En effet, la grande majorité des études sur les « Speech ABR » utilisent des intensités de stimulation relativement fortes, de 60 à 90 dB SPL, soit 50 à 70 dB au dessus du seuil du sujet. Le problème des intensités relativement élevées, est le risque de contamination des réponses obtenues par l’artéfact électromagnétique des transducteurs (cf. chapitre 3 « mise au point technique »). Ceci peut rapidement problème pour le recueil de réponses de type PEASP chez le patient malentendant: en effet, pour des stimuli d’audibilité identique, le patient malentendant aura besoin d’une intensité supérieure, avec un risque de contamination artéfactuelle rapidement accru. Utiliser des intensités de stimulation plus modérées (par exemple 30 dB au-dessus du seuil du sujet au lieu de 60 dB) amène à poser la question de la caractérisation précise des speech ABR, c'est-à-dire caractériser non seulement les latences des 2 types principaux de réponses (onset réponse et réponse de type FFR), mais également les amplitudes et durées obtenues pour toute une gamme d’intensités. Connaître le seuil de détection d’une réponse de type speech ABR semble indispensable à une ultérieure application clinique, en particulier chez les patients malentendants. En effet, il semble probable que les différents composants des Speech ABR soient affectés différemment par les intensités de stimulation utilisées (Skoe and Kraus, in press). Enfin, il semble important de caractériser la variabilité inter-individuelle des différentes paramètres en fonction de l’intensité de stimulation, élément qu’il nous était impossible de faire avant la mise au point de la technique d’enregistrement, qui nous permet aujourd’hui le recueil de réponses à l’échelon individuel.

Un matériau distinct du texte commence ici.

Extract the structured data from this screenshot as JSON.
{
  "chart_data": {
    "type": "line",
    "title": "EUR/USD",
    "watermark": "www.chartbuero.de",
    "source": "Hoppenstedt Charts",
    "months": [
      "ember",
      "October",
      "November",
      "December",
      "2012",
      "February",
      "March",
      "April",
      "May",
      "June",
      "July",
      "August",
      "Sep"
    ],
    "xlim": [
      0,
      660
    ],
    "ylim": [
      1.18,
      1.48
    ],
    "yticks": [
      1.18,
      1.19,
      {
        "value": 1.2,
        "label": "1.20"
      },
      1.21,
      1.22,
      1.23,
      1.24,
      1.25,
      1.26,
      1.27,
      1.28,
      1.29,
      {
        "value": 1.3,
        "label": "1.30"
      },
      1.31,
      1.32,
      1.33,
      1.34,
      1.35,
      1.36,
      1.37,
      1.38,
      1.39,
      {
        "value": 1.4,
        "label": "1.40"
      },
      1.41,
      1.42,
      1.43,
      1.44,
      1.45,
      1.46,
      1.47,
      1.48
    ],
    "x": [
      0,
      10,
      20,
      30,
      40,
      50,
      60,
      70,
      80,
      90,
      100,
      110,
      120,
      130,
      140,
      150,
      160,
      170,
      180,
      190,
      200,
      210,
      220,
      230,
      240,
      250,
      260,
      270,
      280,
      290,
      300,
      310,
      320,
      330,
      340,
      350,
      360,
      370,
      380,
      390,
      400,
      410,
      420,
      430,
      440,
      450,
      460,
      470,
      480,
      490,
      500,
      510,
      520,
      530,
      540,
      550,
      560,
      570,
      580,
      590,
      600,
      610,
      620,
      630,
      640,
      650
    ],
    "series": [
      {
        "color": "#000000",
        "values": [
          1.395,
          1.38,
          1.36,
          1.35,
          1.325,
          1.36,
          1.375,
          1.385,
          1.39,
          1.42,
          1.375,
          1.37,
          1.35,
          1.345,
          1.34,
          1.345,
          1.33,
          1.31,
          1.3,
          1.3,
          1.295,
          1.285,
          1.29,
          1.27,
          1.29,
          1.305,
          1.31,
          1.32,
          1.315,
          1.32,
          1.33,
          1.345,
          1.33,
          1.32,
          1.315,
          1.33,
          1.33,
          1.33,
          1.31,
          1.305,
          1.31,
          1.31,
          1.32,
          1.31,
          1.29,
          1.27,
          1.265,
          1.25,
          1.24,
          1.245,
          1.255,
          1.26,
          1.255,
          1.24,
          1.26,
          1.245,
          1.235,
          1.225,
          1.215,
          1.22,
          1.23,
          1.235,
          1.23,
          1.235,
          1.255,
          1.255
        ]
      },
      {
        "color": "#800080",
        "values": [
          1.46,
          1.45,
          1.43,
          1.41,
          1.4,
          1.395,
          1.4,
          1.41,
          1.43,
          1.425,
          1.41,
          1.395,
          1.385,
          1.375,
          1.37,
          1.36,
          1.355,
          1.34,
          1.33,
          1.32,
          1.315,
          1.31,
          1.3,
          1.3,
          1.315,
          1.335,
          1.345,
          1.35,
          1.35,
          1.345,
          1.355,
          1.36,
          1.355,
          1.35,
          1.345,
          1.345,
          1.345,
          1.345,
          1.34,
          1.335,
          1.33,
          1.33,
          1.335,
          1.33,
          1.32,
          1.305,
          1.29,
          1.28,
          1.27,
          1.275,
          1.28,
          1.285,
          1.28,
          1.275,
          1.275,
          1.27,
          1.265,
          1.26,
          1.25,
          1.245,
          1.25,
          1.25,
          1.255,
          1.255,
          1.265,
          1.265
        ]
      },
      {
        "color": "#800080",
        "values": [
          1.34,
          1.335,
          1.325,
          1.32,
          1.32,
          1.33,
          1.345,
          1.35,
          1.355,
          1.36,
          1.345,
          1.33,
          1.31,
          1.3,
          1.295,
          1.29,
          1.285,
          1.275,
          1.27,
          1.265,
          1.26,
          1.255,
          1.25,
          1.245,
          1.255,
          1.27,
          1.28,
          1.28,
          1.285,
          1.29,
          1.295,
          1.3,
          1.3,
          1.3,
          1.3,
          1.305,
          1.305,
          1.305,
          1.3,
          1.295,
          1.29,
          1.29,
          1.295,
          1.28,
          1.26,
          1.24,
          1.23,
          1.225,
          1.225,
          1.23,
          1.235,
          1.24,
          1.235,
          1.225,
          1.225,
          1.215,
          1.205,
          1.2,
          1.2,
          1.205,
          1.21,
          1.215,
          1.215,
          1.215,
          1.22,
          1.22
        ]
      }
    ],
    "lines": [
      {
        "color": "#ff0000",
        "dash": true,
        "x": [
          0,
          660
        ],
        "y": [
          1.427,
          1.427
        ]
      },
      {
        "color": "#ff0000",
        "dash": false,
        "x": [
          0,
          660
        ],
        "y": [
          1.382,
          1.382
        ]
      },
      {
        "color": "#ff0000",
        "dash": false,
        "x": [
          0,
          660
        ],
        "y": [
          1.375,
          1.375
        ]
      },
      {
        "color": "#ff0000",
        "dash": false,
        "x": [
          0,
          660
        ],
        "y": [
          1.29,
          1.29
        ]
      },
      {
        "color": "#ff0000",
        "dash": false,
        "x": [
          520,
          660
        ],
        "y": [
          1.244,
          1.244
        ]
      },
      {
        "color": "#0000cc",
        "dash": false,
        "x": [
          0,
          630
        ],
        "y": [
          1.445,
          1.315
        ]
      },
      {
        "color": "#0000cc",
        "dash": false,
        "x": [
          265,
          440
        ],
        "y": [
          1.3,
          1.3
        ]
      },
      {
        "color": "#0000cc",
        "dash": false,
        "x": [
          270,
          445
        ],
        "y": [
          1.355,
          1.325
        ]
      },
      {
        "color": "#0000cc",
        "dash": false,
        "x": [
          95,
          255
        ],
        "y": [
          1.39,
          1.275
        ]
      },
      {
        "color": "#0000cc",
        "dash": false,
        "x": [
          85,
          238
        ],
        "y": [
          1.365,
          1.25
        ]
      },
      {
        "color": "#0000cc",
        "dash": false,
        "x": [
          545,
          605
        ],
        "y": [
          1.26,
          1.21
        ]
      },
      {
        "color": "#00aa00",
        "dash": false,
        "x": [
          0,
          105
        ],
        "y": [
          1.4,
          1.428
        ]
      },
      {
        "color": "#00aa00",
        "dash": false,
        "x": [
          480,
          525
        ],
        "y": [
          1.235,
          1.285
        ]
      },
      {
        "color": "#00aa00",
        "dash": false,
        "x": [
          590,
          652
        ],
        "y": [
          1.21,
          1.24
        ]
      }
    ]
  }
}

La stimulation est monaurale droite, en effet, une étude précédente menée par Hornickel et al 2009, met en évidence la latéralisation du traitement du langage vers l’hémisphère gauche. En effet, l’envoi d’un /da/ en monaural à l’OD puis à l’OG met en évidence un retard dans les réponses de l’oreille gauche par rapport aux réponses de l’oreille droite avec des réponses spectrales de la RSF plus amples dans l’oreille droite. Par contre, il n’y aurait pas de différence entre l’oreille droite et l’oreille gauche au niveau de l’onde V en réponse à un clic. Ainsi, la préférence de l’oreille droite pour le codage des sons de parole commence dès l’arrivée du message dans le tronc cérébral.

En utilisant le même montage d’électrodes, nous recueillons les réponses auditives de type PEAP, et PEASP à 7 intensités différentes, ce qui nous permettra de comparer l’évolution de l’onde V des PEAP en fonction de l’intensité de stimulation, à celle de la réponse de type « Onset Response » des Speech ABR. En effet, la réponse de type « onset » est classiquement comparée à l’onde V des PEAPs. Si une excellente corrélation est obtenue entre la fonction Entrée/Sortie des PEAP et celle des Speech ABR, le PEAP permettrait de déterminer avec précision à quelle intensité le PEASP ou « speech ABR » pourrait être effectué. En effet, un seuil de PEAP peut-être effectué en une dizaine de minutes, alors qu’une seule trace de PEASP demande entre 10 minutes et 20 minutes. Pour des applications cliniques notamment chez l’enfant, où la rapidité du test est importante, pouvoir choisir l’intensité de stimulation optimum sans avoir à répéter plusieurs traces de PEASP, semble un paramètre important.